On dit communément que les Français sont peu doués pour les langues étrangères. C’est du moins ce qu’ils disent d’eux-mêmes car les étrangers disent ouvertement qu’ils sont en réalité relativement nuls. Mais la langue française étant d’évidence la plus belle langue du monde, on ne voit pas pourquoi ils en parleraient une autre. N’ont-ils pas d’ailleurs mis près d’un siècle à l’adopter définitivement ? Car, il y a cent ans encore, les Alsaciens parlaient l’alsacien, les Ch’tis parlaient le ch’ti, les Bretons parlaient le breton, les Poitevin parlaient le poetou, les Aveyronnais parlaient l’occitan, les Niçois le nissart et les Franciliens le pointu. Grâce au rude acharnement des hussards de la République d’antan, la langue parlée entre les quatre côtés de notre bel hexagone est désormais le parisien.

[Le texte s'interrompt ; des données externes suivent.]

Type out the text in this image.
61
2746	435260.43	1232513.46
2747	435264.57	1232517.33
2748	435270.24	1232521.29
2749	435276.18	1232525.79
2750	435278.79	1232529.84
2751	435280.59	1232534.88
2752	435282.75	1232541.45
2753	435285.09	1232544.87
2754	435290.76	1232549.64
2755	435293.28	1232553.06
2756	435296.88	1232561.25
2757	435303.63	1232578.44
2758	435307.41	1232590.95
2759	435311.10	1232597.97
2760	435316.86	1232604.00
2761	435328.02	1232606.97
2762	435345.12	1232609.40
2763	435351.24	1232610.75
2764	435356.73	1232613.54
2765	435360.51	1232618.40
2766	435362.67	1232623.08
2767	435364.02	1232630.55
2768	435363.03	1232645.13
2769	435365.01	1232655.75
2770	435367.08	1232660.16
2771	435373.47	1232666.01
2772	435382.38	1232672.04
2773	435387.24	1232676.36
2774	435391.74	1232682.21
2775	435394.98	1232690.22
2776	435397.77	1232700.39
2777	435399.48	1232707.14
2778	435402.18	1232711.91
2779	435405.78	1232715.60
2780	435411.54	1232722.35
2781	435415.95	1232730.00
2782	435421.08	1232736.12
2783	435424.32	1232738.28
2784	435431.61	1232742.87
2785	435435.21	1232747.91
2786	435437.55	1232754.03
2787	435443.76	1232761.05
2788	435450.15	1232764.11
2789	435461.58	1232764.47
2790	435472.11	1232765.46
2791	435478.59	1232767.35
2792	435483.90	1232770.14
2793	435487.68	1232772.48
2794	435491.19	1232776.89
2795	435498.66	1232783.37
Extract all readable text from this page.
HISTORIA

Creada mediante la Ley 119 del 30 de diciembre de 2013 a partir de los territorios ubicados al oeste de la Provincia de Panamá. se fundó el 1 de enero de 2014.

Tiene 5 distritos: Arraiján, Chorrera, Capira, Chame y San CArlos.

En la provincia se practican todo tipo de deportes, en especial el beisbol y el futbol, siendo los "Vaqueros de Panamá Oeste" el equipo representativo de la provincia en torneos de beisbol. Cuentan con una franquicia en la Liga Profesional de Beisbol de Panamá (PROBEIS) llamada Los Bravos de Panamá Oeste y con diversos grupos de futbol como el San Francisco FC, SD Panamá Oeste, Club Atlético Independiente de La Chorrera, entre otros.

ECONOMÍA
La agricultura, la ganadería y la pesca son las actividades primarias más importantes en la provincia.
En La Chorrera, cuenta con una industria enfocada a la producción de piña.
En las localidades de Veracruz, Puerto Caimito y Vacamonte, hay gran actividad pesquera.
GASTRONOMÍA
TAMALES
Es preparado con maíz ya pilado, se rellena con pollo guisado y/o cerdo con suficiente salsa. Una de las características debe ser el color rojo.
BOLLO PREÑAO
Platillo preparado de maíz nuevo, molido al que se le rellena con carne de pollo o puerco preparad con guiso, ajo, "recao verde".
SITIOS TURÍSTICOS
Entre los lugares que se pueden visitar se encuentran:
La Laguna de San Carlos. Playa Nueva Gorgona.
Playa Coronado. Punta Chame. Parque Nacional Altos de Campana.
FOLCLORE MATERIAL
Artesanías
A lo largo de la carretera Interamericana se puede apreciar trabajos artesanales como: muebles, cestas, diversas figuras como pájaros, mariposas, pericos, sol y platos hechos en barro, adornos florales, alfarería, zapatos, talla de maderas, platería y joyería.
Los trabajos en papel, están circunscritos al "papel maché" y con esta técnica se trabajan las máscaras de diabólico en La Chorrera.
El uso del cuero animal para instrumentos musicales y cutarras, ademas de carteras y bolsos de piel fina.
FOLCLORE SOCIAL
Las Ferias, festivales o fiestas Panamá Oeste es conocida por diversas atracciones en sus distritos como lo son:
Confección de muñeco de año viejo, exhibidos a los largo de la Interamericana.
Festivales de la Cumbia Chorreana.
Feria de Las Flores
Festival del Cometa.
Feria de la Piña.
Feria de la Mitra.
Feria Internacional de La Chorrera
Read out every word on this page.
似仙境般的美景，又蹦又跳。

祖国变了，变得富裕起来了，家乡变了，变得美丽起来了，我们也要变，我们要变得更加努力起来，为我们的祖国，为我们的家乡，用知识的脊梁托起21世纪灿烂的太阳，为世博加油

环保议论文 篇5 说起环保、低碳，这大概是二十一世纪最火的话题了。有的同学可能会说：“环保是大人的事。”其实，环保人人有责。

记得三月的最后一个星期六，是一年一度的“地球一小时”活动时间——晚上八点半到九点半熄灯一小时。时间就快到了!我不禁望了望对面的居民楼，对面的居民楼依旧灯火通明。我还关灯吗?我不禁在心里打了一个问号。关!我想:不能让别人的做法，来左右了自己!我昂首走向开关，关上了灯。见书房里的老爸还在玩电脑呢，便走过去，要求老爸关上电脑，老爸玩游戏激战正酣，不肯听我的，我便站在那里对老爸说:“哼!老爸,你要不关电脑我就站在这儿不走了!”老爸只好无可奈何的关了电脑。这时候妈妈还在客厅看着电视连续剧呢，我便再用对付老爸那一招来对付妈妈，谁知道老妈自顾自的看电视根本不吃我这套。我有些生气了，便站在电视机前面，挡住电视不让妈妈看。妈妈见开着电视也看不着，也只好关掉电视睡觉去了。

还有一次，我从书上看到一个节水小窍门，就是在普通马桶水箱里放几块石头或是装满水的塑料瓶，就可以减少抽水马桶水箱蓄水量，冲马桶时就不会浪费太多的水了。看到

Certes, on cause de plus en plus en anglais dans notre Grande Capitale. La faute en revient manifestement aux touristes. Chinois, Américains, Japonais ou encore Coréens renoncent à leur langage autochtone pour s’exprimer en anglais dans l’espoir de se faire comprendre du garçon de café lorsqu’ils sollicitent un "coca", la boisson universelle de tous les pays du monde. Mais ce dernier résiste, n’hésitant pas à afficher une mine renfrognée quand ce n’est pas une sourde oreille lorsqu’il entend un babil étranger. Les présentateurs de la Télé eux-mêmes, sans doute incités par leurs "managers", mettent un point d’honneur à ne nommer qu’en anglais les aspects négatifs du "marketing" : green bashing, shrinkflation, increase prices par exemple. Poussés par la furieuse "battle" qui les oppose entre eux, certains se refusent même à traduire. En revanche, on discerne mal les intentions réelles des fabricants de "spots" publicitaires lorsqu’ils tentent de séduire la "housewife under 50" avec leurs "dream-cruise", "anti-aging cream", "great pans" "revolutionaries" et autres "pack", "sun", "finish" et "krupps", tous bien sûr "hypoallergenic".
Quoi qu’il en soit, nous autres franchouillards plus proches de Michel Audiard que de Victor Hugo ou de Marcel Proust, nous ne nous laisseront pas innocemment envahir une fois de plus par ces charabias venus d’ailleurs. Les "t’yes fada je crains degun" marseillais, les "cogne mou" et "frouilleur" lyonnais, les "kopfertami" alsaciens, les "biloute" chtis et autres "busoquer" normands qui suivent le calendos, la teurgoule et sa fallue et le petit fond de calva résisteront encore longtemps.